I corsi e ricorsi storici di Giambattista Vico
Giambattista Vico è il primo ad offrire una visione compiuta dell’evoluzione storica e del progresso che si realizza in essa. Convinto che la storia umana sia guidata da una Provvidenza che la orienta verso il meglio, Vico ipotizza che ogni civiltà e ogni società debba necessariamente attraversare tre epoche o età, nelle quali gli uomini usano facoltà conoscitive diverse:
- l’età degli dei, dove i bestioni (non ancora uomini veri e propri) sono in balia delle sensazioni;
- l’età degli eroi, dove gli uomini danno un senso alla realtà attraverso miti e favole;
- l’età degli uomini dove si realizza un uso diffuso della ragione e i fenomeni sono spiegati con leggi scientifiche.
Tale progresso verso il meglio è, per Vico, un percorso necessario ma cosa succede quando si arriva in fondo e un popolo raggiunge la sua maturità? Si può cadere in un ricorso storico dal momento che l’uso diffuso della ragione comporta uno spirito critico che si esercita sui miti, sui valori, sulle credenze e sulle tradizioni; la ragione diventa una forza disgregatrice che mette in crisi tutti gli elementi che contribuiscono alla coesione di una società.

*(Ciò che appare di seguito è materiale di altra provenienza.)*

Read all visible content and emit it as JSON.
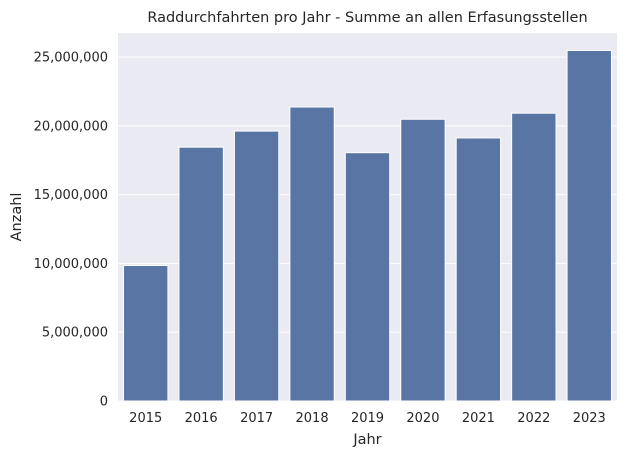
{
  "chart_data": {
    "type": "bar",
    "title": "Raddurchfahrten pro Jahr - Summe an allen Erfasungsstellen",
    "xlabel": "Jahr",
    "ylabel": "Anzahl",
    "categories": [
      "2015",
      "2016",
      "2017",
      "2018",
      "2019",
      "2020",
      "2021",
      "2022",
      "2023"
    ],
    "values": [
      9850000,
      18450000,
      19620000,
      21370000,
      18050000,
      20480000,
      19120000,
      20920000,
      25480000
    ],
    "ylim": [
      0,
      26750000
    ],
    "yticks": [
      0,
      5000000,
      10000000,
      15000000,
      20000000,
      25000000
    ],
    "ytick_labels": [
      "0",
      "5,000,000",
      "10,000,000",
      "15,000,000",
      "20,000,000",
      "25,000,000"
    ],
    "grid": true,
    "legend": "none",
    "colors": {
      "bar": "#5875a4",
      "plot_background": "#eaeaf2",
      "grid": "#ffffff",
      "text": "#262626"
    }
  }
}
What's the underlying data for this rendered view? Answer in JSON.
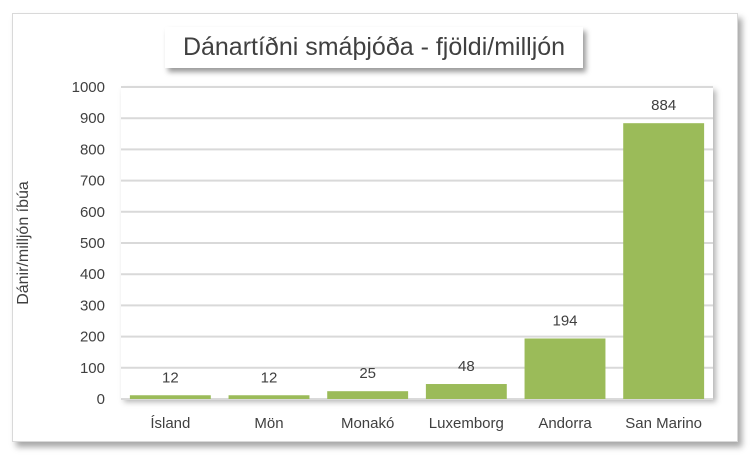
{
  "chart_data": {
    "type": "bar",
    "title": "Dánartíðni smáþjóða - fjöldi/milljón",
    "xlabel": "",
    "ylabel": "Dánir/milljón íbúa",
    "categories": [
      "Ísland",
      "Mön",
      "Monakó",
      "Luxemborg",
      "Andorra",
      "San Marino"
    ],
    "values": [
      12,
      12,
      25,
      48,
      194,
      884
    ],
    "ylim": [
      0,
      1000
    ],
    "yticks": [
      0,
      100,
      200,
      300,
      400,
      500,
      600,
      700,
      800,
      900,
      1000
    ],
    "grid": true,
    "legend": "none",
    "bar_color": "#9BBB59",
    "data_labels": true
  }
}
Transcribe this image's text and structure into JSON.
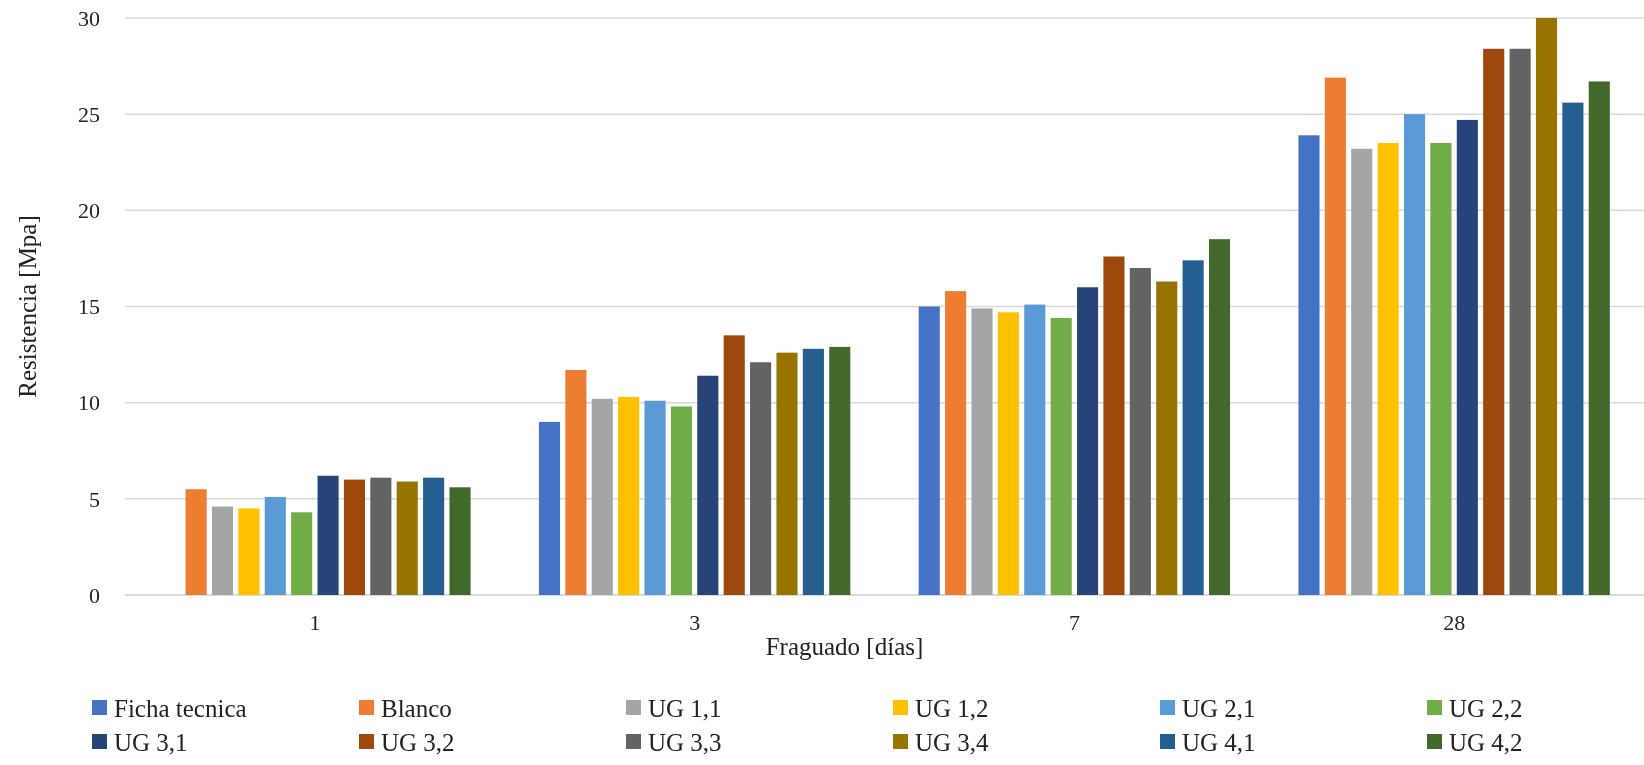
{
  "chart_data": {
    "type": "bar",
    "xlabel": "Fraguado [días]",
    "ylabel": "Resistencia [Mpa]",
    "categories": [
      "1",
      "3",
      "7",
      "28"
    ],
    "ylim": [
      0,
      30
    ],
    "yticks": [
      0,
      5,
      10,
      15,
      20,
      25,
      30
    ],
    "grid": "y",
    "legend": "bottom",
    "series": [
      {
        "name": "Ficha tecnica",
        "color": "#4472c4",
        "values": [
          null,
          9.0,
          15.0,
          23.9
        ]
      },
      {
        "name": "Blanco",
        "color": "#ed7d31",
        "values": [
          5.5,
          11.7,
          15.8,
          26.9
        ]
      },
      {
        "name": "UG 1,1",
        "color": "#a5a5a5",
        "values": [
          4.6,
          10.2,
          14.9,
          23.2
        ]
      },
      {
        "name": "UG 1,2",
        "color": "#ffc000",
        "values": [
          4.5,
          10.3,
          14.7,
          23.5
        ]
      },
      {
        "name": "UG 2,1",
        "color": "#5b9bd5",
        "values": [
          5.1,
          10.1,
          15.1,
          25.0
        ]
      },
      {
        "name": "UG 2,2",
        "color": "#70ad47",
        "values": [
          4.3,
          9.8,
          14.4,
          23.5
        ]
      },
      {
        "name": "UG 3,1",
        "color": "#264478",
        "values": [
          6.2,
          11.4,
          16.0,
          24.7
        ]
      },
      {
        "name": "UG 3,2",
        "color": "#9e480e",
        "values": [
          6.0,
          13.5,
          17.6,
          28.4
        ]
      },
      {
        "name": "UG 3,3",
        "color": "#636363",
        "values": [
          6.1,
          12.1,
          17.0,
          28.4
        ]
      },
      {
        "name": "UG 3,4",
        "color": "#997300",
        "values": [
          5.9,
          12.6,
          16.3,
          30.0
        ]
      },
      {
        "name": "UG 4,1",
        "color": "#255e91",
        "values": [
          6.1,
          12.8,
          17.4,
          25.6
        ]
      },
      {
        "name": "UG 4,2",
        "color": "#43682b",
        "values": [
          5.6,
          12.9,
          18.5,
          26.7
        ]
      }
    ]
  }
}
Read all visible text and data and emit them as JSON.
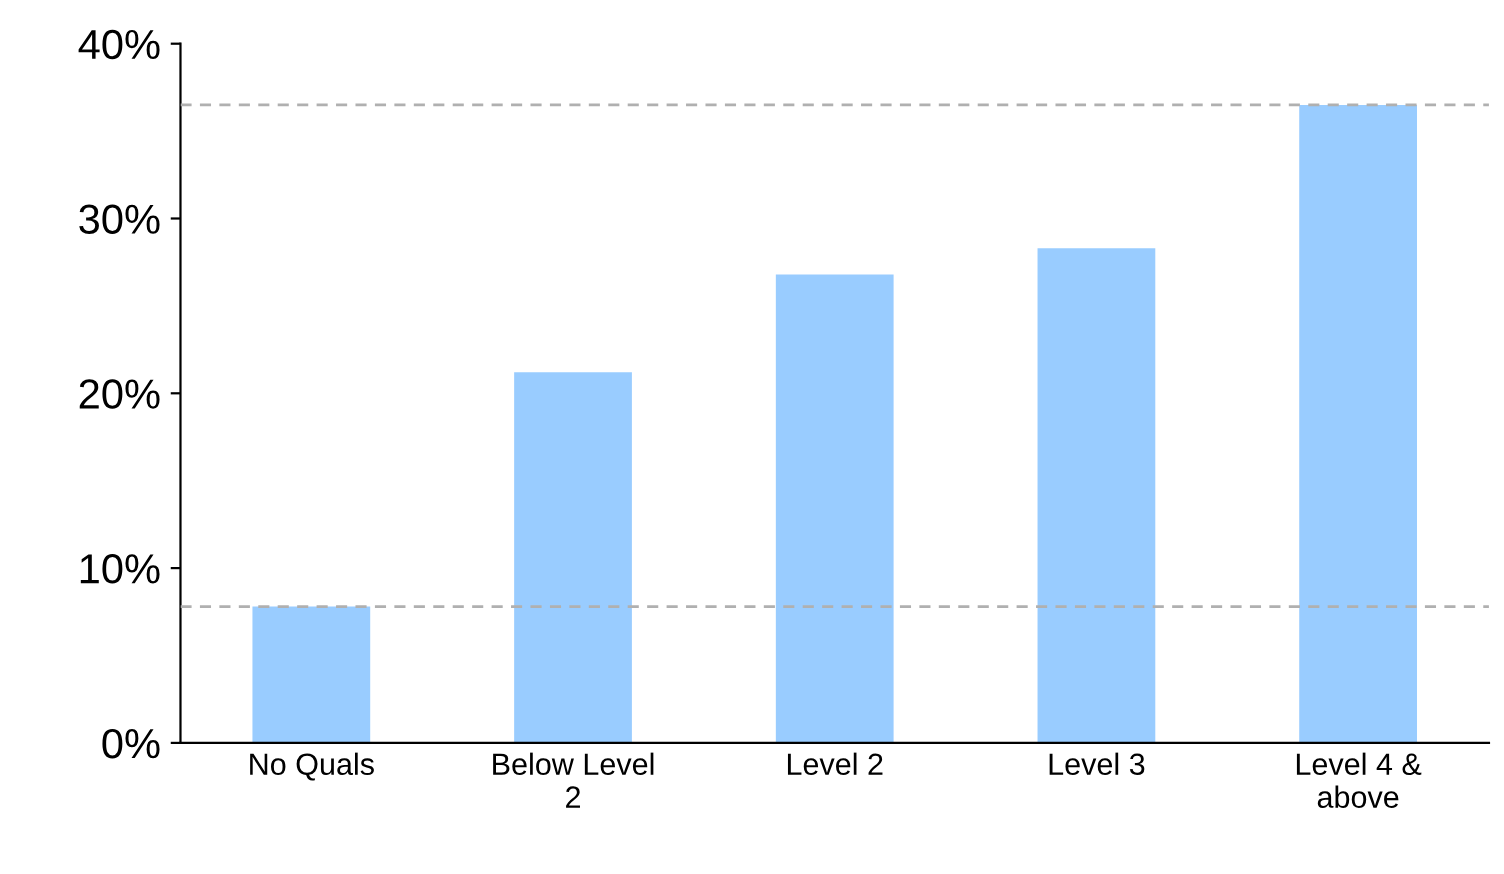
{
  "chart_data": {
    "type": "bar",
    "categories": [
      "No Quals",
      "Below Level\n2",
      "Level 2",
      "Level 3",
      "Level 4 &\nabove"
    ],
    "values": [
      7.8,
      21.2,
      26.8,
      28.3,
      36.5
    ],
    "color": "#99ccff",
    "ylim": [
      0,
      40
    ],
    "yticks": [
      {
        "value": 0,
        "label": "0%"
      },
      {
        "value": 10,
        "label": "10%"
      },
      {
        "value": 20,
        "label": "20%"
      },
      {
        "value": 30,
        "label": "30%"
      },
      {
        "value": 40,
        "label": "40%"
      }
    ],
    "ref_lines": [
      {
        "axis": "y",
        "value": 7.8,
        "color": "#b0b0b0",
        "line_style": "dashed"
      },
      {
        "axis": "y",
        "value": 36.5,
        "color": "#b0b0b0",
        "line_style": "dashed"
      }
    ],
    "grid": false
  }
}
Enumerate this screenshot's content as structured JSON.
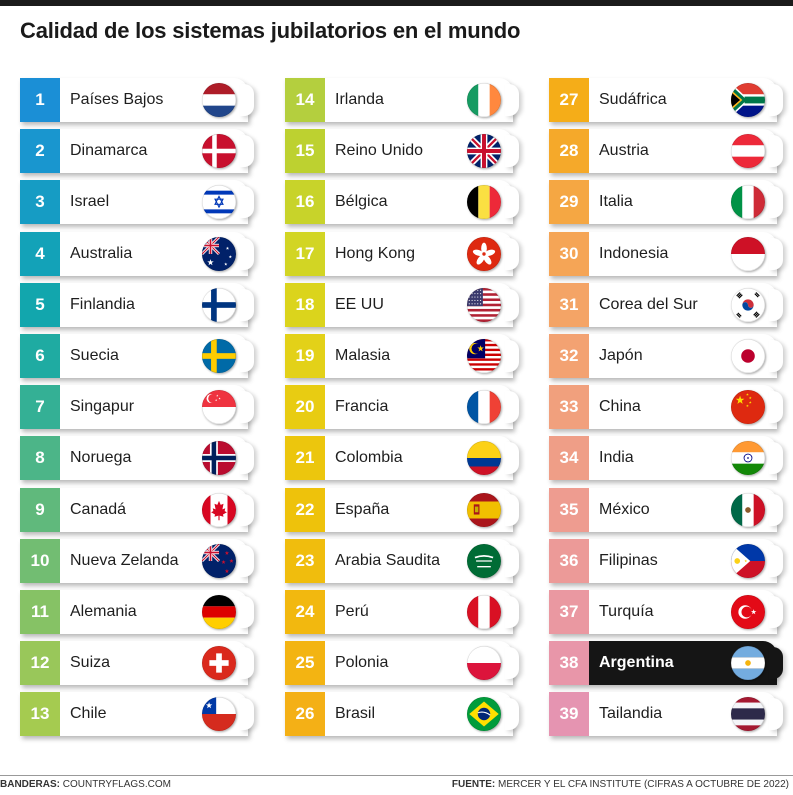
{
  "title": "Calidad de los sistemas jubilatorios en el mundo",
  "footer": {
    "left_label": "BANDERAS:",
    "left_value": "COUNTRYFLAGS.COM",
    "right_label": "FUENTE:",
    "right_value": "MERCER Y EL CFA INSTITUTE (CIFRAS A OCTUBRE DE 2022)"
  },
  "highlight_rank": "38",
  "countries": [
    {
      "rank": "1",
      "name": "Países Bajos",
      "color": "#1b8fd6",
      "flag": "nl"
    },
    {
      "rank": "2",
      "name": "Dinamarca",
      "color": "#1996cf",
      "flag": "dk"
    },
    {
      "rank": "3",
      "name": "Israel",
      "color": "#169cc4",
      "flag": "il"
    },
    {
      "rank": "4",
      "name": "Australia",
      "color": "#13a2b8",
      "flag": "au"
    },
    {
      "rank": "5",
      "name": "Finlandia",
      "color": "#12a6ad",
      "flag": "fi"
    },
    {
      "rank": "6",
      "name": "Suecia",
      "color": "#1faba2",
      "flag": "se"
    },
    {
      "rank": "7",
      "name": "Singapur",
      "color": "#34b095",
      "flag": "sg"
    },
    {
      "rank": "8",
      "name": "Noruega",
      "color": "#4cb588",
      "flag": "no"
    },
    {
      "rank": "9",
      "name": "Canadá",
      "color": "#60b97c",
      "flag": "ca"
    },
    {
      "rank": "10",
      "name": "Nueva Zelanda",
      "color": "#72bd72",
      "flag": "nz"
    },
    {
      "rank": "11",
      "name": "Alemania",
      "color": "#86c265",
      "flag": "de"
    },
    {
      "rank": "12",
      "name": "Suiza",
      "color": "#99c75a",
      "flag": "ch"
    },
    {
      "rank": "13",
      "name": "Chile",
      "color": "#a5cb50",
      "flag": "cl"
    },
    {
      "rank": "14",
      "name": "Irlanda",
      "color": "#b4cf3e",
      "flag": "ie"
    },
    {
      "rank": "15",
      "name": "Reino Unido",
      "color": "#bdd130",
      "flag": "gb"
    },
    {
      "rank": "16",
      "name": "Bélgica",
      "color": "#c8d32a",
      "flag": "be"
    },
    {
      "rank": "17",
      "name": "Hong Kong",
      "color": "#d2d524",
      "flag": "hk"
    },
    {
      "rank": "18",
      "name": "EE UU",
      "color": "#dbd41c",
      "flag": "us"
    },
    {
      "rank": "19",
      "name": "Malasia",
      "color": "#e3d118",
      "flag": "my"
    },
    {
      "rank": "20",
      "name": "Francia",
      "color": "#e8cc12",
      "flag": "fr"
    },
    {
      "rank": "21",
      "name": "Colombia",
      "color": "#ecc60d",
      "flag": "co"
    },
    {
      "rank": "22",
      "name": "España",
      "color": "#eec20b",
      "flag": "es"
    },
    {
      "rank": "23",
      "name": "Arabia Saudita",
      "color": "#f0bd0d",
      "flag": "sa"
    },
    {
      "rank": "24",
      "name": "Perú",
      "color": "#f2b80f",
      "flag": "pe"
    },
    {
      "rank": "25",
      "name": "Polonia",
      "color": "#f3b412",
      "flag": "pl"
    },
    {
      "rank": "26",
      "name": "Brasil",
      "color": "#f4b016",
      "flag": "br"
    },
    {
      "rank": "27",
      "name": "Sudáfrica",
      "color": "#f5ad18",
      "flag": "za"
    },
    {
      "rank": "28",
      "name": "Austria",
      "color": "#f5a92a",
      "flag": "at"
    },
    {
      "rank": "29",
      "name": "Italia",
      "color": "#f5a743",
      "flag": "it"
    },
    {
      "rank": "30",
      "name": "Indonesia",
      "color": "#f5a556",
      "flag": "id"
    },
    {
      "rank": "31",
      "name": "Corea del Sur",
      "color": "#f4a466",
      "flag": "kr"
    },
    {
      "rank": "32",
      "name": "Japón",
      "color": "#f3a272",
      "flag": "jp"
    },
    {
      "rank": "33",
      "name": "China",
      "color": "#f1a07d",
      "flag": "cn"
    },
    {
      "rank": "34",
      "name": "India",
      "color": "#ef9e87",
      "flag": "in"
    },
    {
      "rank": "35",
      "name": "México",
      "color": "#ee9c90",
      "flag": "mx"
    },
    {
      "rank": "36",
      "name": "Filipinas",
      "color": "#ec9a98",
      "flag": "ph"
    },
    {
      "rank": "37",
      "name": "Turquía",
      "color": "#ea98a1",
      "flag": "tr"
    },
    {
      "rank": "38",
      "name": "Argentina",
      "color": "#e896a9",
      "flag": "ar"
    },
    {
      "rank": "39",
      "name": "Tailandia",
      "color": "#e594b1",
      "flag": "th"
    }
  ]
}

D’altra parte, poi, il progresso porta con sé la soddisfazione dei bisogni, la comodità e, infine il lusso; una società, allora, vive uno stato di decadenza e di disordine che può riportare alla barbarie. Sono tre le fattispecie che possono configurarsi:
- può emergere un singolo particolarmente carismatico che dà nuovamente vita a un regime monarchico o dittatoriale;
- il popolo decadente potrebbe essere fagocitato da un’altra nazione più forte e più ordinata;
- la società in crisi potrebbe “rinselvatichirsi”, perché vittima di un abbrutimento dei costumi e di un ritorno a una situazione caotica: questa barbarie, nuova e seconda, è peggiore della prima (ossia della fase degli dei) perché dispone di conoscenze scientifiche e ritrovati tecnici, è quindi più pericolosa e meno orientata al progresso.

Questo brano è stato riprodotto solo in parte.